A brincar com a justiça

Não ponho em causa a bondade da decisão tomada pelo colectivo da 5ª vara criminal de Lisboa  de ilibar Carmona Rodrigues, ex-presidente da Câmara Municipal de Lisboa  e os ex-vereadores Fontão de Carvalho e Eduarda Napoleão do crime de prevaricação por titular de cargo público no caso da permuta dos terrenos da Feira Popular e do Parque Mayer feita com o grupo Bragaparques, com o fundamento na falta de "relevância criminal dos actos cometidos”, até porque não disponho de elementos para a questionar. Todavia, sendo a irrelevância criminal dos actos tão evidente, a ponto de o colectivo de juízes decidir liminarmente não realizar o julgamento, já me parece de todo inaceitável que o caso tenha sido investigado durante anos, que tenha sido deduzida acusação pelo Ministério Público e que esta tenha sido aceite por um juiz para ser levada a julgamento, sem que nenhum magistrado se tenha apercebido de tal irrelevância.

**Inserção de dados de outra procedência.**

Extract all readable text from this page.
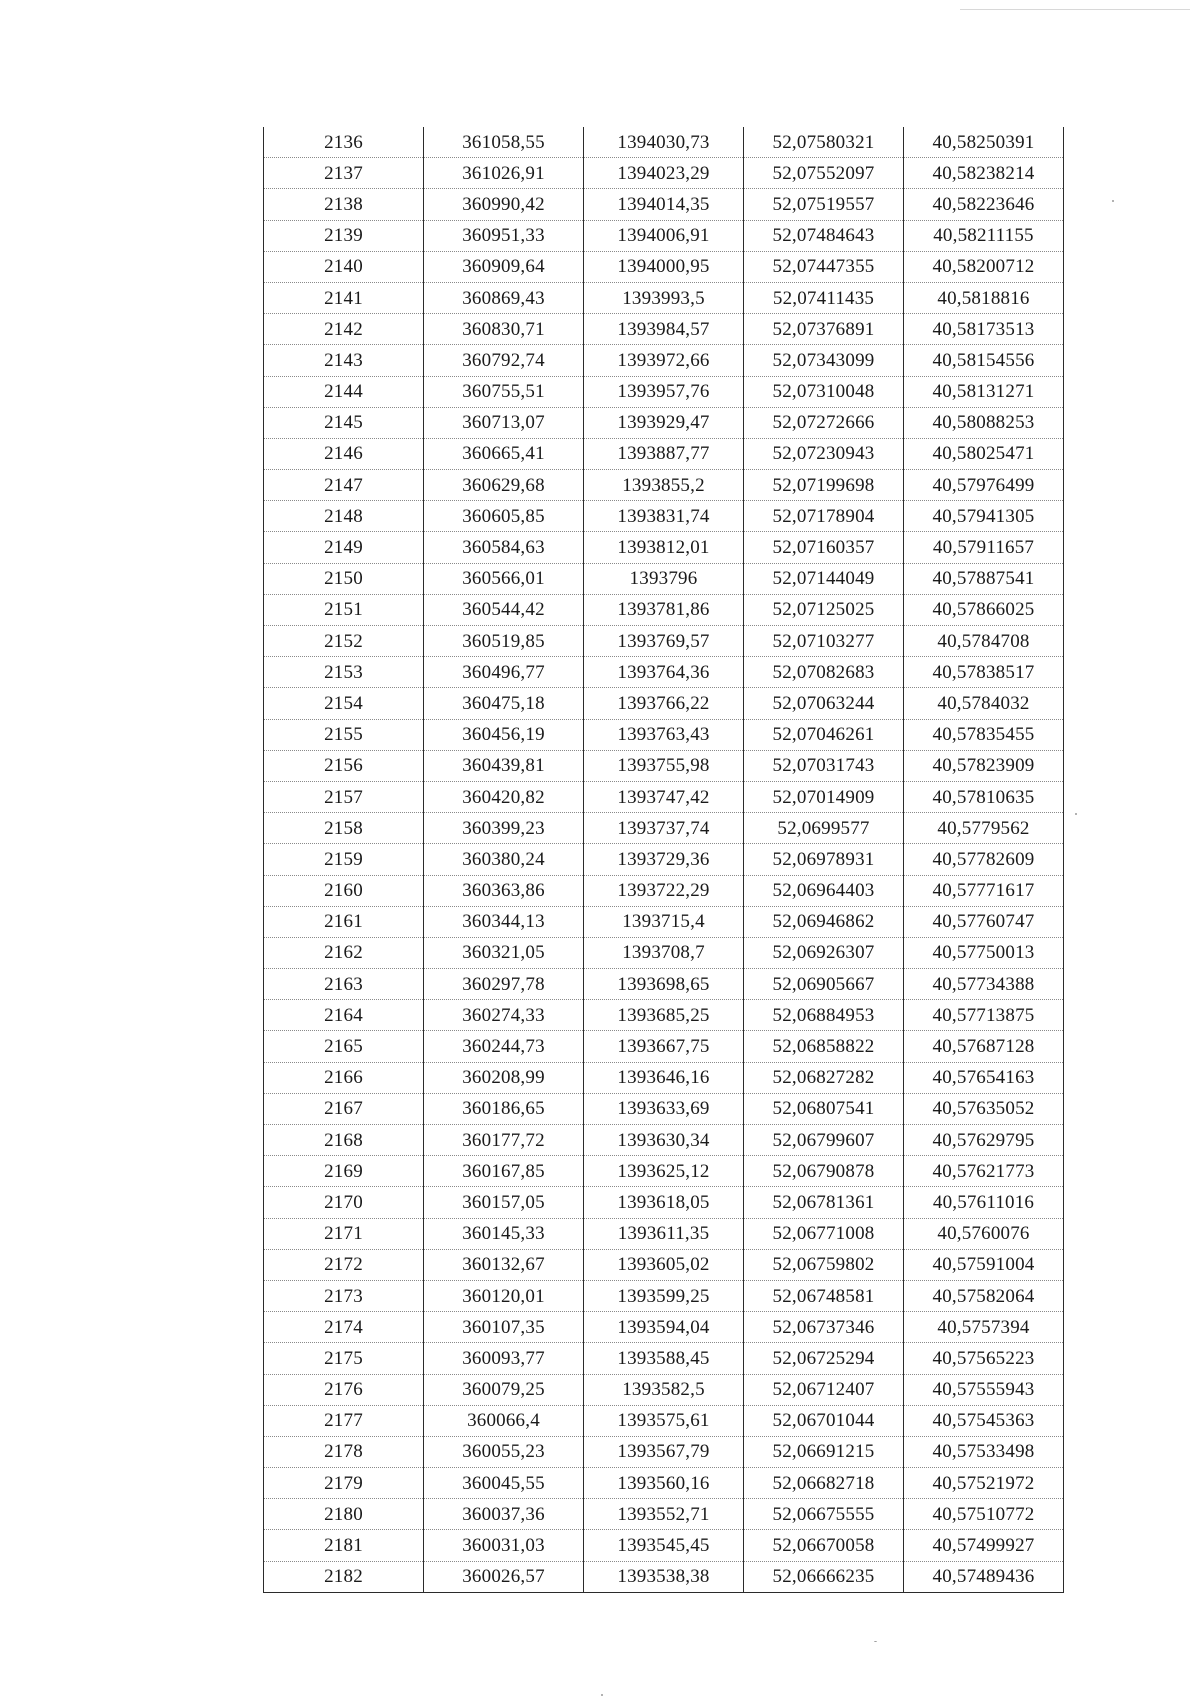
2136	361058,55	1394030,73	52,07580321	40,58250391
2137	361026,91	1394023,29	52,07552097	40,58238214
2138	360990,42	1394014,35	52,07519557	40,58223646
2139	360951,33	1394006,91	52,07484643	40,58211155
2140	360909,64	1394000,95	52,07447355	40,58200712
2141	360869,43	1393993,5	52,07411435	40,5818816
2142	360830,71	1393984,57	52,07376891	40,58173513
2143	360792,74	1393972,66	52,07343099	40,58154556
2144	360755,51	1393957,76	52,07310048	40,58131271
2145	360713,07	1393929,47	52,07272666	40,58088253
2146	360665,41	1393887,77	52,07230943	40,58025471
2147	360629,68	1393855,2	52,07199698	40,57976499
2148	360605,85	1393831,74	52,07178904	40,57941305
2149	360584,63	1393812,01	52,07160357	40,57911657
2150	360566,01	1393796	52,07144049	40,57887541
2151	360544,42	1393781,86	52,07125025	40,57866025
2152	360519,85	1393769,57	52,07103277	40,5784708
2153	360496,77	1393764,36	52,07082683	40,57838517
2154	360475,18	1393766,22	52,07063244	40,5784032
2155	360456,19	1393763,43	52,07046261	40,57835455
2156	360439,81	1393755,98	52,07031743	40,57823909
2157	360420,82	1393747,42	52,07014909	40,57810635
2158	360399,23	1393737,74	52,0699577	40,5779562
2159	360380,24	1393729,36	52,06978931	40,57782609
2160	360363,86	1393722,29	52,06964403	40,57771617
2161	360344,13	1393715,4	52,06946862	40,57760747
2162	360321,05	1393708,7	52,06926307	40,57750013
2163	360297,78	1393698,65	52,06905667	40,57734388
2164	360274,33	1393685,25	52,06884953	40,57713875
2165	360244,73	1393667,75	52,06858822	40,57687128
2166	360208,99	1393646,16	52,06827282	40,57654163
2167	360186,65	1393633,69	52,06807541	40,57635052
2168	360177,72	1393630,34	52,06799607	40,57629795
2169	360167,85	1393625,12	52,06790878	40,57621773
2170	360157,05	1393618,05	52,06781361	40,57611016
2171	360145,33	1393611,35	52,06771008	40,5760076
2172	360132,67	1393605,02	52,06759802	40,57591004
2173	360120,01	1393599,25	52,06748581	40,57582064
2174	360107,35	1393594,04	52,06737346	40,5757394
2175	360093,77	1393588,45	52,06725294	40,57565223
2176	360079,25	1393582,5	52,06712407	40,57555943
2177	360066,4	1393575,61	52,06701044	40,57545363
2178	360055,23	1393567,79	52,06691215	40,57533498
2179	360045,55	1393560,16	52,06682718	40,57521972
2180	360037,36	1393552,71	52,06675555	40,57510772
2181	360031,03	1393545,45	52,06670058	40,57499927
2182	360026,57	1393538,38	52,06666235	40,57489436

Por isso, entendo que, quer seja acertada a decisão ora tomada pelo colectivo de juízes, quer o não seja, certo é que esta decisão  põe em causa seriedade da justiça. Até parece, com efeito, que os senhores magistrados judiciais e do Ministério Público andam a brincar com a justiça e com os cidadãos deste país. Sim, porque, entretanto, neste processo, que não é caso virgem, não só foi posta em causa injustificadamente, segundo a decisão,  a honorabilidade das pessoas envolvidas, como se gastou com ele, pelos vistos, também inutilmente, o dinheiro dos contribuintes.
São processos como este que justificam que os cidadãos tenham perdido a confiança na justiça e que o descrédito atinja hoje duramente as magistraturas. Por muito que  o senhor António Martins (presidente dessa aberração que se chama Associação Sindical dos Juízes) e o senhor João Palma (presidente do Sindicato dos Magistrados do Ministério Público) digam o contrário.
A circunstância, aqui anunciada, de o Ministério Público poder vir a recorrer, em nada afecta as precedentes considerações. Como é óbvio.